Depending on the nature of the mental illness, sometimes recovery is not the goal. Certain mental illnesses (such as OCD, bipolar disorder, chronic depression and schizophrenia, to name a few) can only be managed at best. The illnesses themselves are manifest by way of irrational thought patterns and behaviours. If you have a belief system that supports and endorses irrational beliefs (such as the belief that Satan the Devil is controlling everything outside the JWs) and you have a mental illness on top of that which is reinforces such irrational beliefs - and vice versa - it certainly isn't going to help anything. If you've seen the movie The Exorcism of Emily Rose, there is a similar situation where delusional hyper religious beliefs are a focal point of what appears to be paranoid schizophrenia, while the subject believed and behaved as though she was possessed by several demons.

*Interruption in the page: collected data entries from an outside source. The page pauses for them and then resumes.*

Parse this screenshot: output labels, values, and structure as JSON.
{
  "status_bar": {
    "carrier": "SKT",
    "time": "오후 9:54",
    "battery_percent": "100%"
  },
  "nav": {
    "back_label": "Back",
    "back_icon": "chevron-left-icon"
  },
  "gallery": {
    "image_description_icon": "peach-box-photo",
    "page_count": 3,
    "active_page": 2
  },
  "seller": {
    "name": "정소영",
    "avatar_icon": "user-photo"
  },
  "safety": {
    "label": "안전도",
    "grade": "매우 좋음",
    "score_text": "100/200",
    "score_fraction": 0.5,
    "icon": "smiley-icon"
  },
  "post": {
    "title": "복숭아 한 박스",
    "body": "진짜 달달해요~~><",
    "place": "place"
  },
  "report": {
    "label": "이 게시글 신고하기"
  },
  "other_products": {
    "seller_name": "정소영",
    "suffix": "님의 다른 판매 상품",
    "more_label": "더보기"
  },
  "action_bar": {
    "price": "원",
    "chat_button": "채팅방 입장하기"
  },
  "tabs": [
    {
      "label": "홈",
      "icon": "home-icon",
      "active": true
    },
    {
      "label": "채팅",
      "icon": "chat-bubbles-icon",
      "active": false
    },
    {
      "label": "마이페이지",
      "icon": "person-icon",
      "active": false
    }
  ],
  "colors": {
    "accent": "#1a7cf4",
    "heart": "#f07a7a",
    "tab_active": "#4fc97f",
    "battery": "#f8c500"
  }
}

Can a psychiatrist break the mental control that the WTBTS holds on a person?
There's an old joke:
how many psychiatrists does it take to change a lightbulb? The answer is "one, but the lightbulb has to really
want to change". Psychiatry and psychology are not voodoo or witchcraft where the mental health professional takes control over the person's mind and forces or insidiously manipulates them to change what is wrong with them. What a good mental health professional will do for a person (in the absence of a psychopathological disease that requires chemical management) is
teach them to recognize their own irrational thoughts and behaviours and
teach them effective coping skills to deal with and overcome irrational thoughts and behaviours. It is patient centered and patient led. One of the skills I started learning was critical thinking, not just accepting what anyone told me at face value. As a JW, I was able to question things
outside the realm of the JWs quite easily, but I didn't believe it was OK to do the same thing when it came to other JWs, Elders™, or the WTS, and that was the source of my internal conflict - I could see that things were not adding up, but in true JW fashion, I believed and was led to believe that the fault was
mine, not the WTS's.
To be honest, I would have been totally ashamed to discuss what my beliefs were as a JW to a doctor because they sound so irrational when they actually come out of your mouth.
I suppose this could be another reason why JWs are so reluctant to go to mental health professionals. Deep down, unless we've got someone primed through the early steps of indoctrination, the beliefs sound totally ridiculous to the average person. Fortunately, I've found that mental health professionals are among the least judgemental people I've ever encountered. Part of the training in medicine and nursing is learning to communicate therapeutically with people to put them at ease and allow them to disclose anything in confidence, and the easiest way to facilitate that communication is to not judge them. To a JW, where life revolves around judging everyone, it seems unfathomable that someone could do that, and actually believe that you are a good person even if you make mistakes.